Solo un rattoppo al caos Province

I casi sono due: o la mente della riforma delle Province, il Sottosegretario alla Presidenza del Consiglio Graziano Delrio, è un genio incompreso, oppure – ipotesi più accreditata – con questo riordino istituzionale si è fatta solo una gran confusione. Sta di fatto che ancora non si è capito cosa si sia abolito, chi prenda le competenze di chi e con quali soldi. Le uniche certezze oggi sono i tagli ai nuovi enti nella Legge di Stabilità e le occupazioni delle sedi provinciali da parte degli ormai ex dipendenti.

Ma andiamo con ordine. La cosiddetta “Legge Delrio” (n. 56 del 7 aprile 2014 “Disposizioni sulle città metropolitane, sulle province, sulle unioni e fusioni di comuni”) ridisegna le province che si trasformano in enti di secondo livello (non eletti a suffragio universale) ma che sostanzialmente non possono essere ancora del tutto trasformate fino alla definitiva riforma del Titolo V della Costituzione. I nuovi enti però, sembra abbiano le stesse competenze delegate dalle Regioni, o forse no, perché dipende dall’orientamento di ogni singola giunta regionale. Competenze che dovranno essere assolte senza il personale politico e, a quanto pare, amministrativo, con fondi sempre più limitati visti i tagli appena effettuati.

Quindi a questo punto gli ex dipendenti provinciali, dovranno essere riassorbiti da comuni, regioni ed enti pubblici. Fino a ieri però era ancora poco chiaro quale fosse il destino dei dipendenti, che nel frattempo, anche la notte di Natale, in ogni parte d’Italia, occupavano le sedi provinciali come segno di protesta per l’incertezza del loro futuro. Poi la proroga dei contratti, che lascia il tempo di risolvere il rebus riassorbimento fino al 2019, di fatto non eliminando i costi per il personale.

Come dicevamo ogni Regione, poi, deciderà se riprendersi le deleghe che fino ad oggi erano di competenza provinciale o riprendersele sempre con il dubbio di come reperire le risorse visto che a Regioni e Province è stato previsto un taglio che si aggira intorno ai quattro miliardi di euro. Insomma, pare proprio che di chiaro e sicuro ci sia ben poco. Nonostante la strenua difesa da parte del Premier dell’operato del suo braccio destro, che continua a sostenere che sia la strada giusta da percorrere, le Regioni mostrano notevoli segni di sofferenza.
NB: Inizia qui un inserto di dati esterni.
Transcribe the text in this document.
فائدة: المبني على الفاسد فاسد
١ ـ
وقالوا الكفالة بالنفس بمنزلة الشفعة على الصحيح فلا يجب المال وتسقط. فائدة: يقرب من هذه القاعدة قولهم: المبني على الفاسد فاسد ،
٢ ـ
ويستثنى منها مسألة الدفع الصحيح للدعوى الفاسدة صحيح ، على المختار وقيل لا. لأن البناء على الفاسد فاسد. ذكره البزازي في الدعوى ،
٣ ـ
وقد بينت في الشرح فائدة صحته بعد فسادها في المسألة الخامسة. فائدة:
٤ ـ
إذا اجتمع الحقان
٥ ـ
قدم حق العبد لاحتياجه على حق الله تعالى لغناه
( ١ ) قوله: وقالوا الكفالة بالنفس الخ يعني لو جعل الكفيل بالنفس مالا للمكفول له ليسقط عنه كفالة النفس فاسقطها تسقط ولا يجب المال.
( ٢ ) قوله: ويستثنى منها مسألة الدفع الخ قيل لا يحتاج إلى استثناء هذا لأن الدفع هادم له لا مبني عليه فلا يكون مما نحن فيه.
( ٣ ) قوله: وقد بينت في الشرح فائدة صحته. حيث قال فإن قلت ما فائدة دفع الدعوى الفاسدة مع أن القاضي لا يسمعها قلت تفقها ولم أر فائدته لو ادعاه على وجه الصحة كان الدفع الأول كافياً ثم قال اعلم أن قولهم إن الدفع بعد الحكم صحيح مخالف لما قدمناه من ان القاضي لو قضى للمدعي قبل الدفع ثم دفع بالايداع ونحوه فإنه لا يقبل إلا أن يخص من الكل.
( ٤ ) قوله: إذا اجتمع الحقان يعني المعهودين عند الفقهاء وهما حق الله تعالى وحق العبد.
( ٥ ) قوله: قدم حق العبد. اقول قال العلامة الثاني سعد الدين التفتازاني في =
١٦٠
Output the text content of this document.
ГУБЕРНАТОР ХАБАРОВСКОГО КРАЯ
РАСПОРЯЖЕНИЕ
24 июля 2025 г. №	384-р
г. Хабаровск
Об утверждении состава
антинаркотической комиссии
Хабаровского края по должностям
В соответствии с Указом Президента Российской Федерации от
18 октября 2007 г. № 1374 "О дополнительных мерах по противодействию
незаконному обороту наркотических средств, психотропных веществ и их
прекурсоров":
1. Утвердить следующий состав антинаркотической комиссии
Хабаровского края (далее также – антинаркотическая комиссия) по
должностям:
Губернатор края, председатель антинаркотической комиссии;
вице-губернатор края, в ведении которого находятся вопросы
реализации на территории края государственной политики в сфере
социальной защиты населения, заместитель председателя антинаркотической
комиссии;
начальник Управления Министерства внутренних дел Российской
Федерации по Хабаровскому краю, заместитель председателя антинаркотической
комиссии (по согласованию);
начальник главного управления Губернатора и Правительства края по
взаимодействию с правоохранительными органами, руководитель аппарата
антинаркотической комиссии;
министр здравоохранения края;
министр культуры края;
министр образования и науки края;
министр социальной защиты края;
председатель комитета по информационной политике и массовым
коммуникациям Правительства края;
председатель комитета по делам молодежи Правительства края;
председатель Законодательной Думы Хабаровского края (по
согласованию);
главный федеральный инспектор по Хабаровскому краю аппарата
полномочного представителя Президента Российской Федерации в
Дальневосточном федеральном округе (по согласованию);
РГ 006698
Il caos legislativo creato non fa altro che mettere a rischio tutti i servizi che venivano erogati tra i quali, per fare un esempio, il riscaldamento per le scuole. Che questa riforma fosse partita con il piede sbagliato lo si era capito fin dall’inizio, ma non è stato fatto nulla per rivedere un testo che vedeva la maggior parte degli attori istituzionali contrari alle modifiche contenute. Ora che il danno è stato fatto resta solo la possibilità di correzione in fase di emanazione dei decreti attuativi e soprattutto nella velocità con cui verrà modificato il titolo V della Costituzione, sperando che si possa andare verso una maggiore sussidiarietà che permetta alle Regioni di tamponare i danni fatti dallo Stato centrale.

Nell’attesa di buone notizie, si spera che nessun servizio subisca interruzioni di sorta.